Au ministère de la Justice et des Droits de l’Homme, l’organisation s’articule autour d’un Secrétariat général renforcé et d’un cabinet composé notamment d’un chef de cabinet, d’un conseiller principal, d’un conseiller juridique ainsi que de plusieurs conseillers spécialisés. Parmi eux figurent des responsables chargés des questions institutionnelles, de l’éducation surveillée et de la protection juridique, des questions judiciaires liées à la jeunesse, ainsi que du suivi et de la capitalisation des réformes. Un attaché de cabinet complète cette équipe rapprochée.

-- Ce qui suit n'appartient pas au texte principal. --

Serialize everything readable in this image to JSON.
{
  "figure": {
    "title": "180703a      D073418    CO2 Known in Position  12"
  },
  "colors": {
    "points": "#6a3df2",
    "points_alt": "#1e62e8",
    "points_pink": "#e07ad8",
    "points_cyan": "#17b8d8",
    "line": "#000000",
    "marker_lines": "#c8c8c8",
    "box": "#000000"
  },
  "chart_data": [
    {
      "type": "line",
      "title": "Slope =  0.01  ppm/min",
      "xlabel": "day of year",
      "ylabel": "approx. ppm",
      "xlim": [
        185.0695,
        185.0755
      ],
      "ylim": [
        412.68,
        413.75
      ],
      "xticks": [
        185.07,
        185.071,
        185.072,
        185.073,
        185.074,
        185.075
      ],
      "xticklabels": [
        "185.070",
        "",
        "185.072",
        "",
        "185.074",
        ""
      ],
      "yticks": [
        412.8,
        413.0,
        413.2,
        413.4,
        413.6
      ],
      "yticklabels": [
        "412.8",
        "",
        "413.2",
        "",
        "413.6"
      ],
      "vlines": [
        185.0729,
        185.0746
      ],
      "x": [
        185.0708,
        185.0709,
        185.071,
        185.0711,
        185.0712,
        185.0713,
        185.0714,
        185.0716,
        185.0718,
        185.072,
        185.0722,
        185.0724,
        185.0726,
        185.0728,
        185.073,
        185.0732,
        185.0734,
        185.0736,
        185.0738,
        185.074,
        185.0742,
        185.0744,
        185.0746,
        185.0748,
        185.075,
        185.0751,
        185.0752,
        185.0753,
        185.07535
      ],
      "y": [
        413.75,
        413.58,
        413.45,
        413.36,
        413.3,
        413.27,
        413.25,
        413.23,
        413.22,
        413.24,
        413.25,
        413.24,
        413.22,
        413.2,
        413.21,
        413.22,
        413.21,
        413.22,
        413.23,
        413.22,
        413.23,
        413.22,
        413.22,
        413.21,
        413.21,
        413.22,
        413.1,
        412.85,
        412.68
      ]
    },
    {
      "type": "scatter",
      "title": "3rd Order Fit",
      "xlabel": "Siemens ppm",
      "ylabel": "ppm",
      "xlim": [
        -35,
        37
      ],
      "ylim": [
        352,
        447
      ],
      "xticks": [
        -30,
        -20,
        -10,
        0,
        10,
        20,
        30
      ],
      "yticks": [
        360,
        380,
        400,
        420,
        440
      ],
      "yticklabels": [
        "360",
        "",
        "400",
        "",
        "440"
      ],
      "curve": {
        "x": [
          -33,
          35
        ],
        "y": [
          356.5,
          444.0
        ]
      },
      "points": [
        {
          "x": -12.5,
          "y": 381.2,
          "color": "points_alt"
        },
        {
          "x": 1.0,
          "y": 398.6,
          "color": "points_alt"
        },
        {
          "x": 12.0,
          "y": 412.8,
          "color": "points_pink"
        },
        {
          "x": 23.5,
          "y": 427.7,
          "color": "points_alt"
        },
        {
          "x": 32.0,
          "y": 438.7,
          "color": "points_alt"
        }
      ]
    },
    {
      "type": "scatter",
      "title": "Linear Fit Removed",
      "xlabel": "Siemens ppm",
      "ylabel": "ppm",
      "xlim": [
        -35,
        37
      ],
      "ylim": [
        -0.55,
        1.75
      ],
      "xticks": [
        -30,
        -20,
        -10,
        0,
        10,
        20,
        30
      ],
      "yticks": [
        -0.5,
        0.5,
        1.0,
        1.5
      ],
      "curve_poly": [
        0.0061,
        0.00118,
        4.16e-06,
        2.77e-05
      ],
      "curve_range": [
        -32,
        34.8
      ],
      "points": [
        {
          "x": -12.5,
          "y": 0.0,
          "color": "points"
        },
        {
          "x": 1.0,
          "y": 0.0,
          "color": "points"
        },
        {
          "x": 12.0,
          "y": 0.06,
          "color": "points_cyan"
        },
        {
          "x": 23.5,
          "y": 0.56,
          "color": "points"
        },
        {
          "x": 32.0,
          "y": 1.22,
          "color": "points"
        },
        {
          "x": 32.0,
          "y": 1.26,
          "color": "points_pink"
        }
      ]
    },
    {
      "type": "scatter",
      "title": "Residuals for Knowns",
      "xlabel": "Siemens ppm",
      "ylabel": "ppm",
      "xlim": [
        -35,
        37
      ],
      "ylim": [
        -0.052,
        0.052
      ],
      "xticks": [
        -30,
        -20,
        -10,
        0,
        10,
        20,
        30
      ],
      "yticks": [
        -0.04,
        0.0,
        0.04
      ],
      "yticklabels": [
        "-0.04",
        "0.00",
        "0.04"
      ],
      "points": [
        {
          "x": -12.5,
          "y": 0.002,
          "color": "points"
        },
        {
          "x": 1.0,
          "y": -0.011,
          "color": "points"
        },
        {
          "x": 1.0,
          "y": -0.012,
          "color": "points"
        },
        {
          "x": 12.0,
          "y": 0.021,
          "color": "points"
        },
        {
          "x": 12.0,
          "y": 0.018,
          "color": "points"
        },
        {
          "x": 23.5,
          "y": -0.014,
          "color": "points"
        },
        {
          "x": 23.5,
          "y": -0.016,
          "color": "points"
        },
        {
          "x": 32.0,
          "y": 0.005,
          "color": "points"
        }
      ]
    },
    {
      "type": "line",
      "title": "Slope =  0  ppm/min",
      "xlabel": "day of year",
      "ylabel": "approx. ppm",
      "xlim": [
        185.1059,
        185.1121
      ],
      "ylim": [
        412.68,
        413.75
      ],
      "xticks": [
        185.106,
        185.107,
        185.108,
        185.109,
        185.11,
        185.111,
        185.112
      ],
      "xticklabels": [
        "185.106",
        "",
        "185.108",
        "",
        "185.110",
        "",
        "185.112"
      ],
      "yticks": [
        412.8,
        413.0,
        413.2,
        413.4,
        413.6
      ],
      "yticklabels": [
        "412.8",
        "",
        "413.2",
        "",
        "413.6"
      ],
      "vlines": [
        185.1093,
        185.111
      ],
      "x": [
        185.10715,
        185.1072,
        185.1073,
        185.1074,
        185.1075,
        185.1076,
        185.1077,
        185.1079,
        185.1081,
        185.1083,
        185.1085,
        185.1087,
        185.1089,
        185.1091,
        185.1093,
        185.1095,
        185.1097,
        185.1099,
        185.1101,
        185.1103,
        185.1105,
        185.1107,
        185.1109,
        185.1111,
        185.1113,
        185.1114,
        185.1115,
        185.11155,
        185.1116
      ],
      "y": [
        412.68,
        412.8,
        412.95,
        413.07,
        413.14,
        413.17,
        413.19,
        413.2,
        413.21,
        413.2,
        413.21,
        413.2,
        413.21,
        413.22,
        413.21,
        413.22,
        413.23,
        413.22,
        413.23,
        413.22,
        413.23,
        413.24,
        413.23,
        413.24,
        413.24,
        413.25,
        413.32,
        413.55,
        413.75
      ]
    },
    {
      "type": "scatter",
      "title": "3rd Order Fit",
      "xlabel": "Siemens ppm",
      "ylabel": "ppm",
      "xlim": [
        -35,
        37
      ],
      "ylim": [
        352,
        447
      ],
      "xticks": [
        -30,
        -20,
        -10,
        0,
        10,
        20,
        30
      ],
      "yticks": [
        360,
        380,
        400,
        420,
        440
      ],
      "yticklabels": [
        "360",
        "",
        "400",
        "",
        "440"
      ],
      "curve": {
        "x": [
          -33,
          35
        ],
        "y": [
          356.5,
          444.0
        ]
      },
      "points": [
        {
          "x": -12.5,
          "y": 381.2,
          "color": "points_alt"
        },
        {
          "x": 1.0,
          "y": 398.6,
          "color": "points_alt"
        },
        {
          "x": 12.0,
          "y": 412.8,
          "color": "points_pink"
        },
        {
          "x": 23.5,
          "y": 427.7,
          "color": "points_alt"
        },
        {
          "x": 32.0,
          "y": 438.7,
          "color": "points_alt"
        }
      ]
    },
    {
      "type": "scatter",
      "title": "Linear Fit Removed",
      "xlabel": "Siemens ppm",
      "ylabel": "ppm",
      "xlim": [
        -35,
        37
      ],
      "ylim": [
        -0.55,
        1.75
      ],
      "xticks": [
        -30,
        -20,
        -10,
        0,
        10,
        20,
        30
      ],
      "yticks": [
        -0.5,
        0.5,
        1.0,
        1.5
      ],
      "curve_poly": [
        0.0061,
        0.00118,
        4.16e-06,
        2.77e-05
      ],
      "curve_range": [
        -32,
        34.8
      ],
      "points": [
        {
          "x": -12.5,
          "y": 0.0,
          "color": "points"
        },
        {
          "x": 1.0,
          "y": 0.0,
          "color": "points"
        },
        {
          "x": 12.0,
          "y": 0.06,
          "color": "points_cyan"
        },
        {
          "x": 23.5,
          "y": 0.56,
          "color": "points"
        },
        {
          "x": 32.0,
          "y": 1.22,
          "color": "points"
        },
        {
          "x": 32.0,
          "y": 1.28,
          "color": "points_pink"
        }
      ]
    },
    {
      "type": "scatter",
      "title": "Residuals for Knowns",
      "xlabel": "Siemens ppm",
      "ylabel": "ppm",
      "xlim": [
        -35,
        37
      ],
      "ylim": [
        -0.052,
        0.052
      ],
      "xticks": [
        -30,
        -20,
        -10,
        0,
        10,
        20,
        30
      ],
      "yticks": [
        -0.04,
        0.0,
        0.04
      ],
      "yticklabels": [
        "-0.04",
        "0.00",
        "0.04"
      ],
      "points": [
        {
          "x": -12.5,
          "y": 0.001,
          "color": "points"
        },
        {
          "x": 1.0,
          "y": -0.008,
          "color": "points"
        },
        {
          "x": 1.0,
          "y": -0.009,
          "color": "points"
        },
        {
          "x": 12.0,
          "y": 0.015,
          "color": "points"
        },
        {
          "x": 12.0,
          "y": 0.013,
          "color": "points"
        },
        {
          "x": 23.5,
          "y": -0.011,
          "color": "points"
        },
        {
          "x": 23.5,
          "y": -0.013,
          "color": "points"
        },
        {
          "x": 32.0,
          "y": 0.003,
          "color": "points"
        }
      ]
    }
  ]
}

Le département est également doté de nombreux services d’appui, dont l’Inspection générale, le Bureau de stratégie et de développement, la Cellule d’exécution des projets du programme Simandou 2040 (CEPPS 2040), les divisions des ressources humaines et des affaires financières, ainsi que des structures dédiées à la communication, à la modernisation des systèmes d’information, à l’accueil du public et à la sécurité au travail.

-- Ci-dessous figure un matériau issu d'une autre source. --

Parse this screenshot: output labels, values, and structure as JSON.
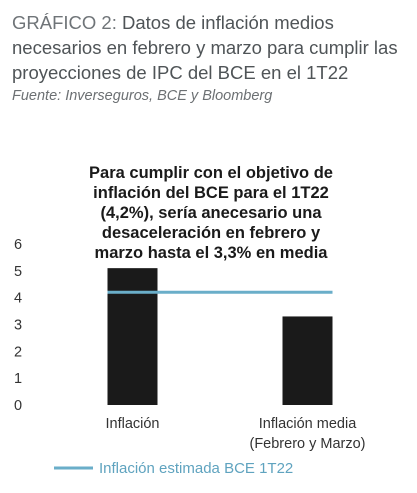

Plusieurs directions nationales structurent désormais l’action judiciaire, notamment celles en charge de la justice de proximité et de l’accès aux droits, des affaires criminelles et des grâces, des affaires civiles, de la législation, de l’administration pénitentiaire et de la réinsertion, de la protection judiciaire de la jeunesse ou encore des droits de l’homme et de la réconciliation. À ces entités s’ajoutent la Chambre d’arbitrage de Guinée, le Centre de formation judiciaire, le service du casier judiciaire central, le fonds d’aide juridictionnelle et l’Agence de gestion et de recouvrement des avoirs saisis et confisqués.

La nouvelle architecture prévoit également des services déconcentrés, des établissements pénitentiaires et des structures de protection de la jeunesse, ainsi que plusieurs organes consultatifs, dont le Conseil supérieur de la magistrature et la Commission nationale de l’OHADA.